With unemployment now at 7.8 per cent, the lowest rate since Obama's election, Republicans have shifted emphasis to the deaths in Libya, which they claim are proof of Obama's poor leadership and the lack of transparency in his administration.
Obama's opinion poll rating for foreign policy fell significantly after the September 11th killings.
Republican senator Lindsey Graham said Benghazi proved that "the truth is we're not safer. Al-Qaeda is alive and counterattacking. This whole region is about to explode."
The Republican chairman of the House oversight and government reform committee, Darrell Issa, called Obama's claims of success in ordering the death of Osama bin Laden and weakening al-Qaeda "a mission-accomplished moment", comparing them to George W Bush's premature declaration of victory in Iraq in 2003.
Benghazi was the weakest link in US vice-president Joe Biden's performance in his debate with Paul Ryan, and Romney is certain to bring up the issue again tonight. Biden seemed to blame the US state department and intelligence agencies for not informing the White House about an earlier request for better security, or the true causes of the raid.

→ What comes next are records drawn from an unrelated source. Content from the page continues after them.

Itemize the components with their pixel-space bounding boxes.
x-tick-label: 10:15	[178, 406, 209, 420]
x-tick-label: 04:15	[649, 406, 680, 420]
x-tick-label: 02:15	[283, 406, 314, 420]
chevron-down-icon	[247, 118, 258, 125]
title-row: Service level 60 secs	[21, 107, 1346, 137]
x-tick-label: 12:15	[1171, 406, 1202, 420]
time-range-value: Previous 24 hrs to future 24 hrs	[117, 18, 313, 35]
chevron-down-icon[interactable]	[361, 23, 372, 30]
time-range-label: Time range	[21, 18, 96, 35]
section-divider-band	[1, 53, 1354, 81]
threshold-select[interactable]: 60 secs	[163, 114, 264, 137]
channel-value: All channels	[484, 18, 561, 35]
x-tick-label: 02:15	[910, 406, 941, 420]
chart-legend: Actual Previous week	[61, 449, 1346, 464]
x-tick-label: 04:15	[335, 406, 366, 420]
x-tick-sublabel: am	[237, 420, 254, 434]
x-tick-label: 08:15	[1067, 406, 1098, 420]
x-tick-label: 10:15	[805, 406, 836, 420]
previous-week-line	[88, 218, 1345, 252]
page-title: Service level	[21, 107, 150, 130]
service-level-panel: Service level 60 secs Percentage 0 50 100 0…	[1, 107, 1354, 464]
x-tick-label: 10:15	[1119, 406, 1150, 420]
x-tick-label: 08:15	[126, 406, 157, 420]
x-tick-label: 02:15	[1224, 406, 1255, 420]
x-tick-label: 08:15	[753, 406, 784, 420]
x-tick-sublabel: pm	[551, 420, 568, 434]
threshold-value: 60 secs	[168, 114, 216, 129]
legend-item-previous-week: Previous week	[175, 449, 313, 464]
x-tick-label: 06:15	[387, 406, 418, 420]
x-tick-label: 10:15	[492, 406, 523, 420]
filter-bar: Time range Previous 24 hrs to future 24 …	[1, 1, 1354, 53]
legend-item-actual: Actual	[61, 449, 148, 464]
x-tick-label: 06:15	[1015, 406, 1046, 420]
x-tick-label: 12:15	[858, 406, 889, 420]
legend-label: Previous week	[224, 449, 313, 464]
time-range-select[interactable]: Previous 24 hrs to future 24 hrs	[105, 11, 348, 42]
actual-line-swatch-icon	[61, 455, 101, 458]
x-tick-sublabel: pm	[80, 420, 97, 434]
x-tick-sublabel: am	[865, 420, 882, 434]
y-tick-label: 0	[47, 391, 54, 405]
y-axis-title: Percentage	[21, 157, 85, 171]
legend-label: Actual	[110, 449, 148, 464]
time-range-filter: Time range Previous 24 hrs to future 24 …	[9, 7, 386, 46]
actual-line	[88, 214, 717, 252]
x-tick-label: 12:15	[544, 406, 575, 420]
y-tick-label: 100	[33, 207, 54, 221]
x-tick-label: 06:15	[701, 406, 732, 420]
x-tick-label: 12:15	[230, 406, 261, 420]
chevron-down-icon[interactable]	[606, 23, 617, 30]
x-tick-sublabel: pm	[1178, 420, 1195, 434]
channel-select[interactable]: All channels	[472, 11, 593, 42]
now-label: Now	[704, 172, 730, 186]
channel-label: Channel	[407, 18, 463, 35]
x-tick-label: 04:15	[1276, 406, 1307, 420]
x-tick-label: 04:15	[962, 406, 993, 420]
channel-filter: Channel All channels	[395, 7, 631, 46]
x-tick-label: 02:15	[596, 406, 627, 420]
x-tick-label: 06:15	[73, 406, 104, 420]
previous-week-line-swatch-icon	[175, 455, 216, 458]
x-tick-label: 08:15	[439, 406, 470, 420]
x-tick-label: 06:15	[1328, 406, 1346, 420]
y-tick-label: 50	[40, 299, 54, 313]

Romney was initially stung by criticism of his own denunciation of the administration on the day of the attack, and Democrats continue to accuse Republicans of exploiting the tragedy for political gain. Five days later, Susan Rice, the US ambassador to the UN, called the lethal raid a "spontaneous reaction" to an anti-Islam video.
On the Late Show with David Letterman, Obama also attributed motivation for the attack to an "extremely offensive video directed at Muhammad and Islam".
The administration later admitted the deaths in Benghazi were the result of a "terrorist attack". Officials responsible for diplomatic security in Libya told a House committee that the embassy in Tripoli – not the consulate in Benghazi – had requested beefed-up security for the mission, but the state department rejected that request.
Democrats have accused the Republicans of hypocrisy, pointing out that House Republicans blocked almost half a billion dollars in funding requests for state department security abroad.